Explanation: NBA Players dimensions have changed drastically over time. Can insert a graph. The year in which a player started playing could inform what position they likely played. 

** Note: Try looking at the players that it misclassified and then classified correctly before including year_start & year_end and after including year_start & year_end.

# Building ML Model

In [544]:
# Obtain predictors and response
player_predictors = player_data.drop(['player', 'position'], axis = 1)
player_response = player_data['position']

# Convert into 2D array with shape (n, 1)
player_response = np.array(player_response).reshape(-1, 1)

# Encode player response to be numeric
ohe_rf = OneHotEncoder(sparse=False, categories='auto')
enc_player_response = ohe_rf.fit_transform(player_response)

# Obtain training/test split
X_train, X_test, y_train, y_test = train_test_split(player_predictors,
                                                    enc_player_response,
                                                    train_size=0.75)



In [545]:
rfc_pipeline = make_pipeline(StandardScaler(),
                             RandomForestClassifier())

rfc_pipeline.fit(X_train, y_train)
y_pred = rfc_pipeline.predict(X_test)
accuracy = accuracy_score(y_test, y_pred)
print('Accuracy:', accuracy)

Accuracy: 0.8081761006289309


In [546]:
# Transform back to obtain prediction
y_pred = rfc_pipeline.predict(X_test)
ohe_rf.inverse_transform(y_pred[2].reshape(1, 3))

array([['F']], dtype=object)

In [547]:
# Export model
pickle.dump(rfc_pipeline, open(os.path.join("models", "dimensions_rf.sav"), "wb"))
pickle.dump(ohe_rf, open(os.path.join("models", "ohe_rf.sav"), "wb"))

# Obtaining Predictions

In [548]:
model = pickle.load(open(os.path.join("models", "dimensions_rf.sav"), "rb"))
ohe = pickle.load(open(os.path.join("models", "ohe_rf.sav"), "rb"))

In [564]:
height = 200
weight = 100
year_start = 1950
year_end = 1970

# [height, weight, year_start, year_end, bmi] is the required format
tmp_input = np.array([[height, weight, year_start, year_end, (weight / (height/100)**2)]])

In [574]:
model.predict(tmp_input)



array([[0., 1., 0.]])

In [566]:
ohe.inverse_transform(model.predict(tmp_input))
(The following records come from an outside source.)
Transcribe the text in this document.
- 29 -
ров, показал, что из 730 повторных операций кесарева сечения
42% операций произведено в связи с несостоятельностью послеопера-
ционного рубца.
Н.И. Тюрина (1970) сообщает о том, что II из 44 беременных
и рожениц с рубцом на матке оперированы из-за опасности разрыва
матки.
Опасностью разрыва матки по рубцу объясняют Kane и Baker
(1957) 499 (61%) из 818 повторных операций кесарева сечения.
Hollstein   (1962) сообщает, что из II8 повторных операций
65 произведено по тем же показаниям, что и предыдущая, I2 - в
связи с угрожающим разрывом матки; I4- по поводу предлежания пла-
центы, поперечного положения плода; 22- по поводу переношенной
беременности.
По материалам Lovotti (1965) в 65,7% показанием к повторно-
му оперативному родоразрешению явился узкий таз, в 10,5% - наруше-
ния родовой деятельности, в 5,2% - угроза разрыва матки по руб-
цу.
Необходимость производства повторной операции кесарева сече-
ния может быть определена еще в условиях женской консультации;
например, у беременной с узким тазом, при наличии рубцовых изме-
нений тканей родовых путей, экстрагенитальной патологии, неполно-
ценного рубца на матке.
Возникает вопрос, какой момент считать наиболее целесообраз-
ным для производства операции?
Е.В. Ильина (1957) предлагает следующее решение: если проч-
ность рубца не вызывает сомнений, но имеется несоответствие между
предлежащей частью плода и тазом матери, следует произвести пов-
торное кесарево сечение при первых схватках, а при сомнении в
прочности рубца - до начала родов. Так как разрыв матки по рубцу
array([['C']], dtype=object)

In [602]:
height = 190
weight = 102
year_start = 2000
year_end = 2001
tmp_input = np.array([[height, weight, year_start, year_end, (weight / (height/100)**2)]])

In [603]:
model.predict(tmp_input)



array([[0., 0., 1.]])

In [604]:
ohe.inverse_transform(model.predict(tmp_input))[0][0]



'G'

**Note:** The above shows the importance of having a model that predicts with year_start and year_end. You'd be considered a center during your playing time if you were between 1950-1970 but now, it's Forward!!! Perhaps try to show some chart for this.